Self-hosted cost on Hetzner ARM: $0.0000011/second. Compare that to Daytona at $0.0504/vCPU-hour: 17x cheaper. At full self-hosted utilization, the economics are in a different league.
These are the self-hosted numbers. Rivet Cloud starts at $20/month for the managed tier.
Competitive Landscape
agentOS is not competing with Modal (serverless GPU, a different problem), and it's not really competing with E2B or Daytona — it's designed to complement them. The sandbox mounting extension makes the relationship explicit: you use agentOS for lightweight work, spin up a sandbox when you need one.
Real competition: Lambda (poor fit for agents — 100ms+ cold starts, no agent primitives, 15-minute execution limits), Cloudflare Workers AI (inference only, not an agent runtime).

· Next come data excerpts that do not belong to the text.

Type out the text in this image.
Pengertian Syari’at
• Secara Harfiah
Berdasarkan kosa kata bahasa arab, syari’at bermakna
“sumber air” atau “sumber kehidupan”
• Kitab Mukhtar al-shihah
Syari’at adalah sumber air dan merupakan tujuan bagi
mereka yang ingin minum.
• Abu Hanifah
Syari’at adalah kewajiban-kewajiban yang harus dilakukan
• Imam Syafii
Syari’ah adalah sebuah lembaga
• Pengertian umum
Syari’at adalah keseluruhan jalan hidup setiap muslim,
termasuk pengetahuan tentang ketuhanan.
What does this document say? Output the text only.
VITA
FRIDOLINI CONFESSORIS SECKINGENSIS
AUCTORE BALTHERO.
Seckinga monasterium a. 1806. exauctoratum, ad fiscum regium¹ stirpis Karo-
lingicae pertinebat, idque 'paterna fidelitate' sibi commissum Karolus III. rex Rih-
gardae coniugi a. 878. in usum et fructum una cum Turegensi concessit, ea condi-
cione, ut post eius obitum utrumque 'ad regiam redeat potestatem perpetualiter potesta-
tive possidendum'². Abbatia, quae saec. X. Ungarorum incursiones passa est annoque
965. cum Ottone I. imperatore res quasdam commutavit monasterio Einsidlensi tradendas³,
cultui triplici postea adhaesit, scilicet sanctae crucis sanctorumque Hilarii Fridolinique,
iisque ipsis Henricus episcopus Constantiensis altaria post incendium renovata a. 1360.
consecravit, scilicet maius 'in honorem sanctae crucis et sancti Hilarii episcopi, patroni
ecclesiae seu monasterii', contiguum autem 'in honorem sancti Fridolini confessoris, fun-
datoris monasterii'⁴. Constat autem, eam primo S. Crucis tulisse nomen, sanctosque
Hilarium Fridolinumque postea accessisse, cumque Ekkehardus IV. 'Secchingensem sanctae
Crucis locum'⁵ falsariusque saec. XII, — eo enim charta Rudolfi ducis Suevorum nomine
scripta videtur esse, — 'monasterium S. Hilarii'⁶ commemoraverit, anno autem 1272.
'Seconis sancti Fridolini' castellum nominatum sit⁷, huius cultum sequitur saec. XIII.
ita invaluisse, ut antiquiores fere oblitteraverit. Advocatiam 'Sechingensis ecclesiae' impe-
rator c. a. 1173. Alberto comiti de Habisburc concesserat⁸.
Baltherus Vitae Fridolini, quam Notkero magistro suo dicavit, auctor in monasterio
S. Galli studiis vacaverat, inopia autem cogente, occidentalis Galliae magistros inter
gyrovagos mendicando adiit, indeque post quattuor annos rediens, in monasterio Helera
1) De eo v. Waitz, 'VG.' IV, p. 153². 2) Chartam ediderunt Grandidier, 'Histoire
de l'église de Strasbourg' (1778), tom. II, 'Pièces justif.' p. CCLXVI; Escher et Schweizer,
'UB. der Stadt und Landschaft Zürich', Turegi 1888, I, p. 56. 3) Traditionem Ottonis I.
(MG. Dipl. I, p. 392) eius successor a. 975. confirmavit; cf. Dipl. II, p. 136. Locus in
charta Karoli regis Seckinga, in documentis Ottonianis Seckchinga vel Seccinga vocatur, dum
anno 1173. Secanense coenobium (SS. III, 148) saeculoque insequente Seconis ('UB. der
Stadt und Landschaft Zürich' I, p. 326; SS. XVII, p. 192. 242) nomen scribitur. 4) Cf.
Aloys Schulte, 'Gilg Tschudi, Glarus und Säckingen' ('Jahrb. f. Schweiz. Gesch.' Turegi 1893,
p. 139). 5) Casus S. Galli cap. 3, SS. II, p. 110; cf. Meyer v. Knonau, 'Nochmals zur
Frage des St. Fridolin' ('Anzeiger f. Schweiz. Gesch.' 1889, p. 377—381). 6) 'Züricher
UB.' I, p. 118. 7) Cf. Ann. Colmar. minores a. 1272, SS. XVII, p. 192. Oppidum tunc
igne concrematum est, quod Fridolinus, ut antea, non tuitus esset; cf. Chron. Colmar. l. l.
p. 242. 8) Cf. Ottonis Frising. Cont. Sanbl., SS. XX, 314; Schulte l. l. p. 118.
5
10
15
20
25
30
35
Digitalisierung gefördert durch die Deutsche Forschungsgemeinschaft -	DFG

Primary buyer: Backend and platform engineers at startups building AI agent features who need fast, cheap, embeddable agent infrastructure inside their Node.js backend. Not solo developers (though the free Apache 2.0 tier is real), and not enterprises needing HIPAA or SOC 2 — agentOS doesn't have those certifications yet.
The Company
Rivet Gaming, Inc. — YC W23 + a16z Speedrun SR002 backed. Founders Nathan Flurry and Nicholas Kissel. Flurry previously built infrastructure for games serving 15M+ MAU and 20k concurrent players. The game-server DNA shows: this is infrastructure thinking applied to agents — cost at scale, fast execution, minimal overhead.
The foundational sandboxing library, secure-exec, is open source separately. Rivet Cloud offers managed hosting (free 100k actor-hours/month, paid from $20/month). YC and a16z Speedrun companies get 50% off for 12 months.
Implications
If agentOS delivers on its numbers at scale, every sandbox provider faces pressure. The execution substrate for a simple agent task — file operations, API calls, scripting — can drop from roughly $0.05/vCPU-minute to $0.0000011/second. That's a 500x cost reduction for the runtime, not the LLM.
For OpenClaw, Hermes, and every agent framework: the V8 isolate + virtual FS architecture is the thing to watch. Even if you don't adopt agentOS directly, the "host tools" pattern (direct function calls, no HTTP auth), the actor-per-session model, and the hybrid sandbox approach are architectural ideas worth absorbing.
ACP vs MCP is a separate and longer-running battle. MCP has the mindshare. ACP is architecturally cleaner. The LSP parallel is worth remembering — the right answer doesn't always win on day one.
Caveats
This is beta. Only the Pi agent is production-ready today; Claude Code, Codex, OpenCode, and Amp are listed as coming soon. No third-party security audit has been published. The WASM POSIX layer is partial — git and make are planned but not shipped. GitHub has 1,576 stars, which is modest. The architecture is sound; the ecosystem is nascent.
The image that opens this article is a circuit board. It felt appropriate: agentOS is infrastructure for people who care about what's under the hood.